“I send an SOS to the world. I hope that someone gets my message in a bottle…” Sting

By Barbara Kessler
Green Right Now

Sting’s exquisite performance of “Message in a Bottle” hit just the right note for the Hurricane Sandy: Coming Together concert this past Friday.

Sandy, which savaged New Jersey, New York City and many points beyond with an estimated $20 billion in property damage from flooding, wind and rain could certainly be seen as an SOS to the world. More pointedly, it’s an urgent telegram to the U.S., where climate action has been hijacked by the world’s biggest hive of climate deniers, who’d like to either ignore climate change or wiggle away by labeling it “natural” and inescapable.

But seeing is believing — and this storm had visuals that a marketing agency can only imagine.  Hundred-year-old trees crashed into living rooms. Water gushed into subway stations. Beach houses rearranged themselves on the sand. Homes surrounded by flood waters burst into flames as if possessed. A crane snapped and teetered far overhead alongside skyscrapers, like a prop in a Godzilla movie. And millions, in darkness. Those of us with power got glimpses on Facebook of affected friends, huddled in their darkened houses, with flashlights, sleeping bags, candles and canned goods.

Even if we only saw it in pictures, this mega-hurricane packed a visceral punch. Now tack on those images of last summer’s crop-curling heatwave and the historic killer drought of the year before in the Southwest. Climate change is puddling at our doorsteps as sure as the glaciers of Glacier National Park as vanishing into the ground.

Could all this, led by Sandy,  lift the veil of obfuscation and reignite climate activism in the U.S.?

New York City, jolted rudely into the realization that Lower Manhattan really is a bulls-eye for climate disaster, just like scads of scientist have been predicting, appears to be on board. Mayor Michael Bloomberg, a self-described political independent, jumped in after the storm, endorsing President Obama for a second term because the president supports climate change mitigation. Of course, Bloomberg has already given $50 million to the Sierra Club to fight coal plant pollution, the leading contributor to the carbon dioxide emissions that are causing Earth to warm.

Mainstream media, after snoozing on the topic for the past several years, also seems newly attuned.  Bloomberg Business Week boldly declared in giant type on last week’s cover: It’s Climate Change, Stupid.” (For Milennials  and cave-dwellers not getting that reference, please google “It’s the Economy Stupid!”)

Today, even Forbes weighed in with a contributed piece about how preparing for climate change makes business sense. Ken Silverstein writes:

Any prudent business person must consider “what if” and construct a variety of models. Environmentalists may be criticized for assuming the “worst case” but the fossil fuel sector is at fault for burying its collective heads in the sand: Many jurisdictions hit by natural disaster have wished they had built better levies and had demanded stricter building codes.

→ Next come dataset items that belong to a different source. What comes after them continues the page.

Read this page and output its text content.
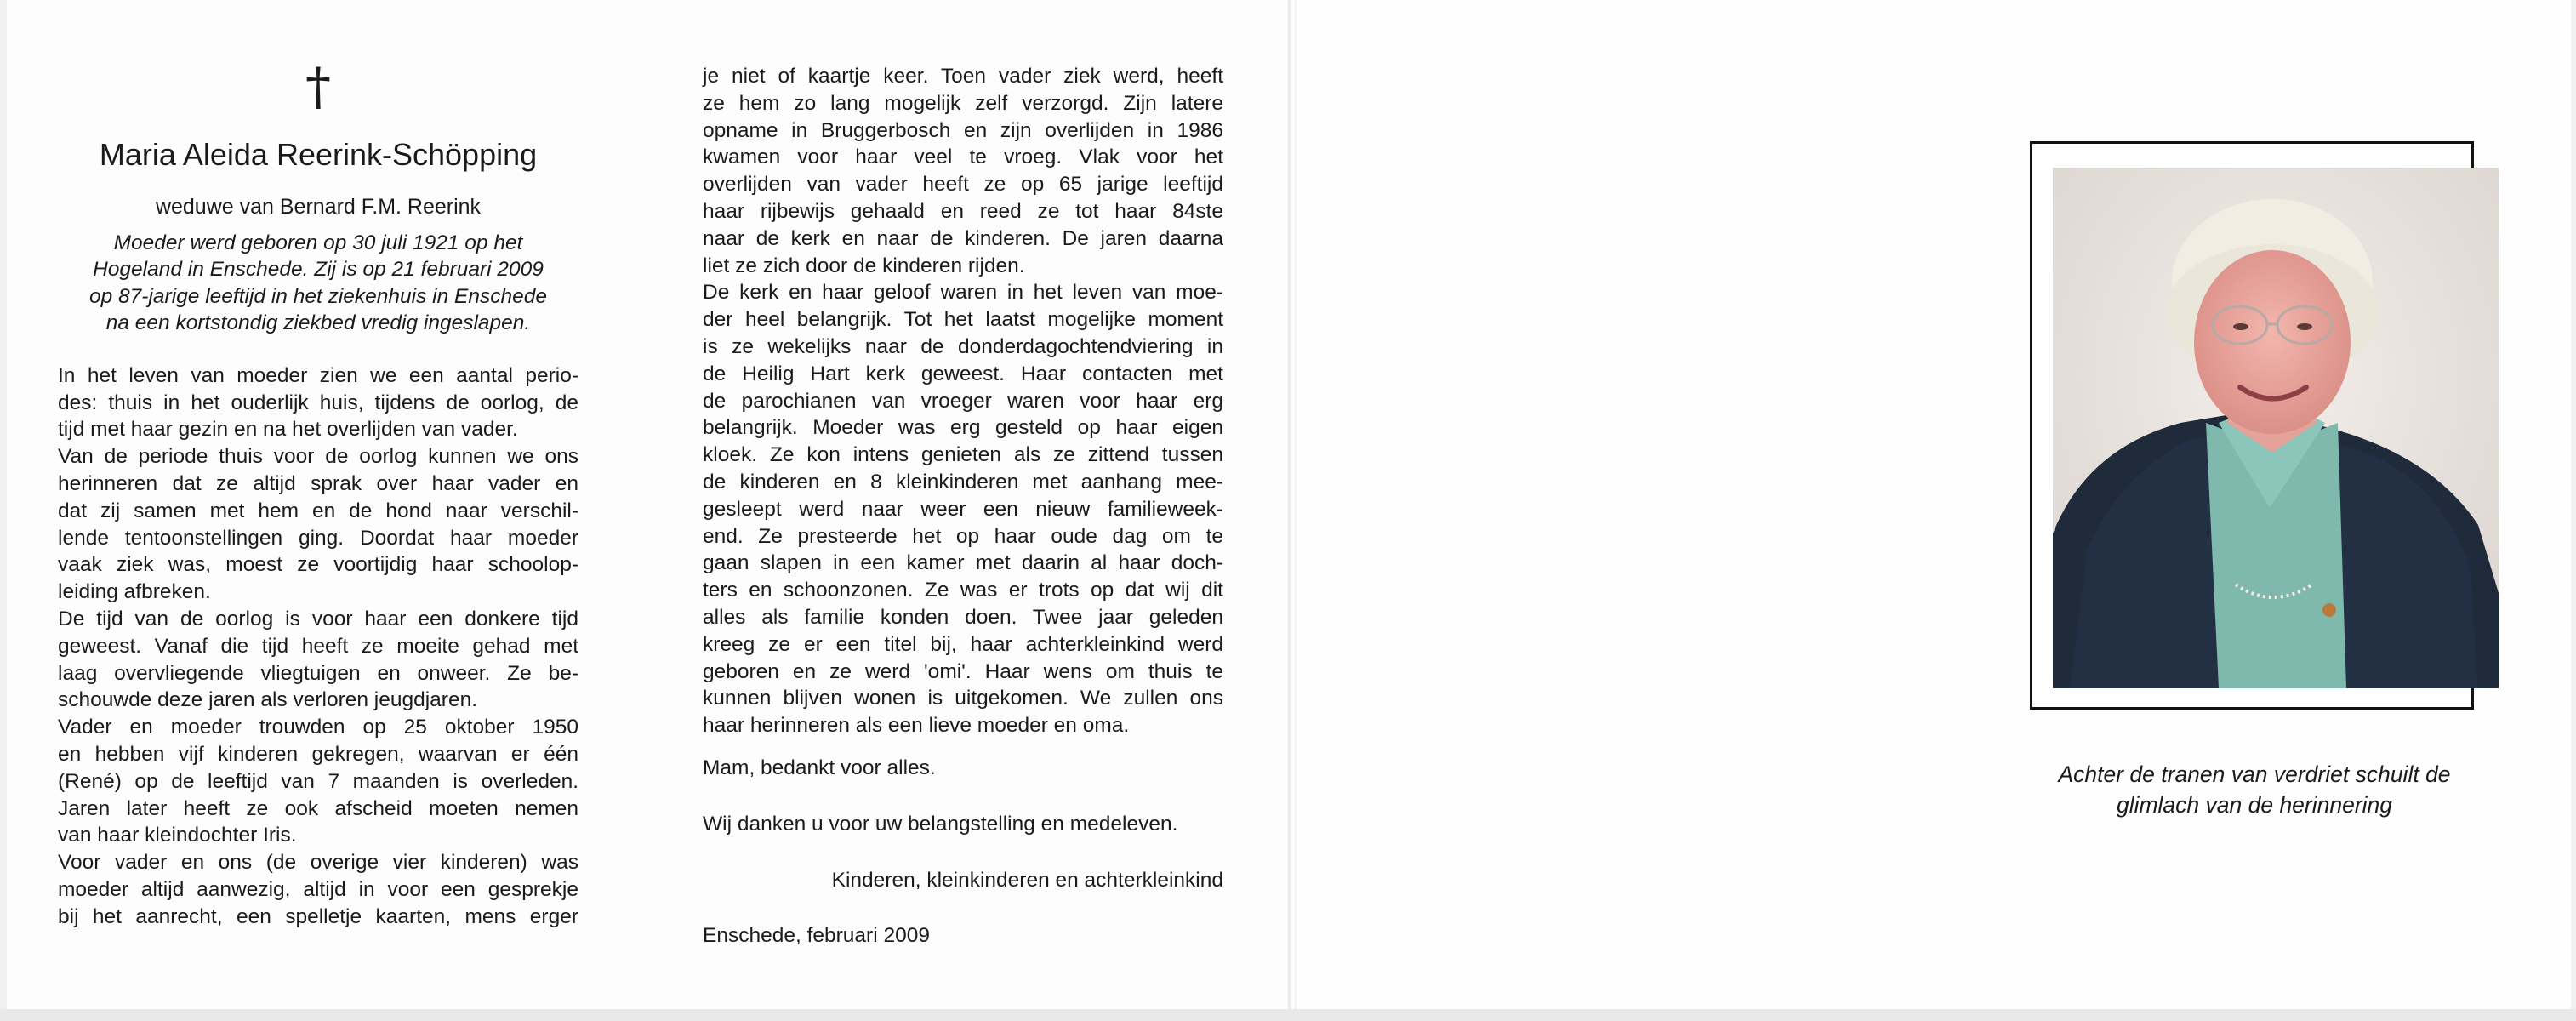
†
Maria Aleida Reerink-Schöpping
weduwe van Bernard F.M. Reerink
Moeder werd geboren op 30 juli 1921 op het
Hogeland in Enschede. Zij is op 21 februari 2009
op 87-jarige leeftijd in het ziekenhuis in Enschede
na een kortstondig ziekbed vredig ingeslapen.
In het leven van moeder zien we een aantal perio-
des: thuis in het ouderlijk huis, tijdens de oorlog, de
tijd met haar gezin en na het overlijden van vader.
Van de periode thuis voor de oorlog kunnen we ons
herinneren dat ze altijd sprak over haar vader en
dat zij samen met hem en de hond naar verschil-
lende tentoonstellingen ging. Doordat haar moeder
vaak ziek was, moest ze voortijdig haar schoolop-
leiding afbreken.
De tijd van de oorlog is voor haar een donkere tijd
geweest. Vanaf die tijd heeft ze moeite gehad met
laag overvliegende vliegtuigen en onweer. Ze be-
schouwde deze jaren als verloren jeugdjaren.
Vader en moeder trouwden op 25 oktober 1950
en hebben vijf kinderen gekregen, waarvan er één
(René) op de leeftijd van 7 maanden is overleden.
Jaren later heeft ze ook afscheid moeten nemen
van haar kleindochter Iris.
Voor vader en ons (de overige vier kinderen) was
moeder altijd aanwezig, altijd in voor een gesprekje
bij het aanrecht, een spelletje kaarten, mens erger
je niet of kaartje keer. Toen vader ziek werd, heeft
ze hem zo lang mogelijk zelf verzorgd. Zijn latere
opname in Bruggerbosch en zijn overlijden in 1986
kwamen voor haar veel te vroeg. Vlak voor het
overlijden van vader heeft ze op 65 jarige leeftijd
haar rijbewijs gehaald en reed ze tot haar 84ste
naar de kerk en naar de kinderen. De jaren daarna
liet ze zich door de kinderen rijden.
De kerk en haar geloof waren in het leven van moe-
der heel belangrijk. Tot het laatst mogelijke moment
is ze wekelijks naar de donderdagochtendviering in
de Heilig Hart kerk geweest. Haar contacten met
de parochianen van vroeger waren voor haar erg
belangrijk. Moeder was erg gesteld op haar eigen
kloek. Ze kon intens genieten als ze zittend tussen
de kinderen en 8 kleinkinderen met aanhang mee-
gesleept werd naar weer een nieuw familieweek-
end. Ze presteerde het op haar oude dag om te
gaan slapen in een kamer met daarin al haar doch-
ters en schoonzonen. Ze was er trots op dat wij dit
alles als familie konden doen. Twee jaar geleden
kreeg ze er een titel bij, haar achterkleinkind werd
geboren en ze werd 'omi'. Haar wens om thuis te
kunnen blijven wonen is uitgekomen. We zullen ons
haar herinneren als een lieve moeder en oma.
Mam, bedankt voor alles.
Wij danken u voor uw belangstelling en medeleven.
Kinderen, kleinkinderen en achterkleinkind
Enschede, februari 2009
Achter de tranen van verdriet schuilt de
glimlach van de herinnering
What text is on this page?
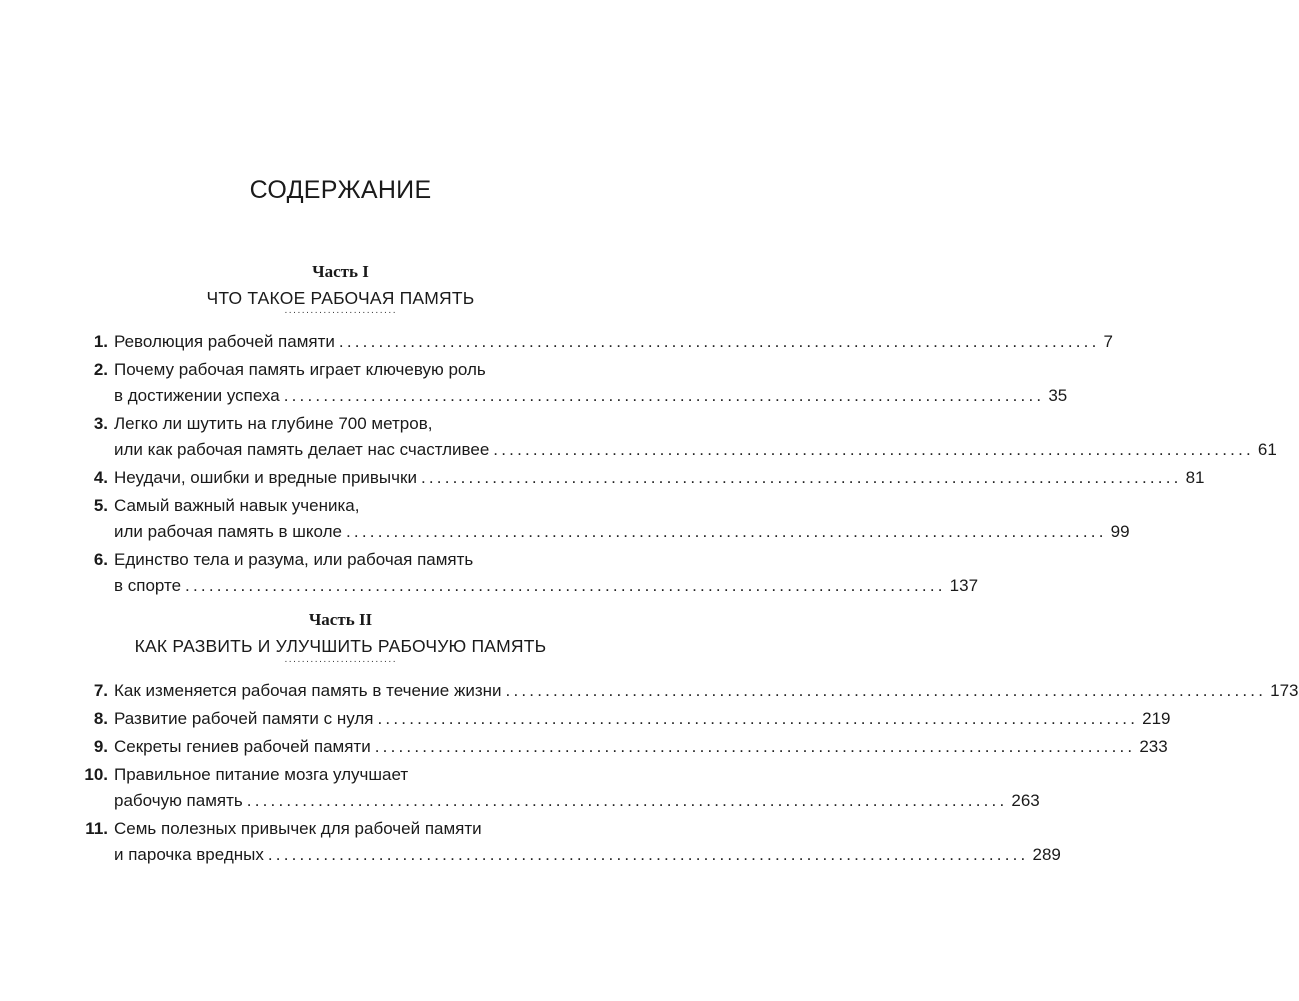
СОДЕРЖАНИЕ
Часть I
ЧТО ТАКОЕ РАБОЧАЯ ПАМЯТЬ
··························
1. Революция рабочей памяти ................................................................................................ 7
2. Почему рабочая память играет ключевую роль
в достижении успеха ................................................................................................ 35
3. Легко ли шутить на глубине 700 метров,
или как рабочая память делает нас счастливее ................................................................................................ 61
4. Неудачи, ошибки и вредные привычки ................................................................................................ 81
5. Самый важный навык ученика,
или рабочая память в школе ................................................................................................ 99
6. Единство тела и разума, или рабочая память
в спорте ................................................................................................ 137
Часть II
КАК РАЗВИТЬ И УЛУЧШИТЬ РАБОЧУЮ ПАМЯТЬ
··························
7. Как изменяется рабочая память в течение жизни ................................................................................................ 173
8. Развитие рабочей памяти с нуля ................................................................................................ 219
9. Секреты гениев рабочей памяти ................................................................................................ 233
10. Правильное питание мозга улучшает
рабочую память ................................................................................................ 263
11. Семь полезных привычек для рабочей памяти
и парочка вредных ................................................................................................ 289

Naturally, environmental leaders are taking their cue and offering needed perspective.

Let’s not just panic about climate change because of what happened in New York City, urges Natural Resources Defense Council CEO Frances Beinecke in her blog today. Let’s panic because of what it’s doing everywhere! (Or more accurately, as she reasonably and calmly says, “American must wake up and curb climate change.” She continues:

This isn’t about Democrats, Independents, or Republicans. It’s about all New Yorkers.

Sandy knocks down a tree in Brooklyn.

Expect renewed zeal from climate activists and environmental groups. And forgive them for it.  In 2008 when the financial crisis hit, climate change rocketed from the top of the agenda like a glacier calving into the black ocean. It slipped out of sight as the Great Recession darkened the landscape, an economic thunderhead that zapped 401Ks, jobs and mortgages.

For a while, the fact that our planet is on a trajectory to become inhabitable became a nearly invisible issue….and sometimes even a joke.

Many Americans forgot about long term survival while scrambling to ensure their short term well being.

Now climate change is back, legitimized and audible after Mother Nature slapped the table and hollared to get back in the conversation.

The question is, do we pick up the dialogue? Do we answer this message in a bottle?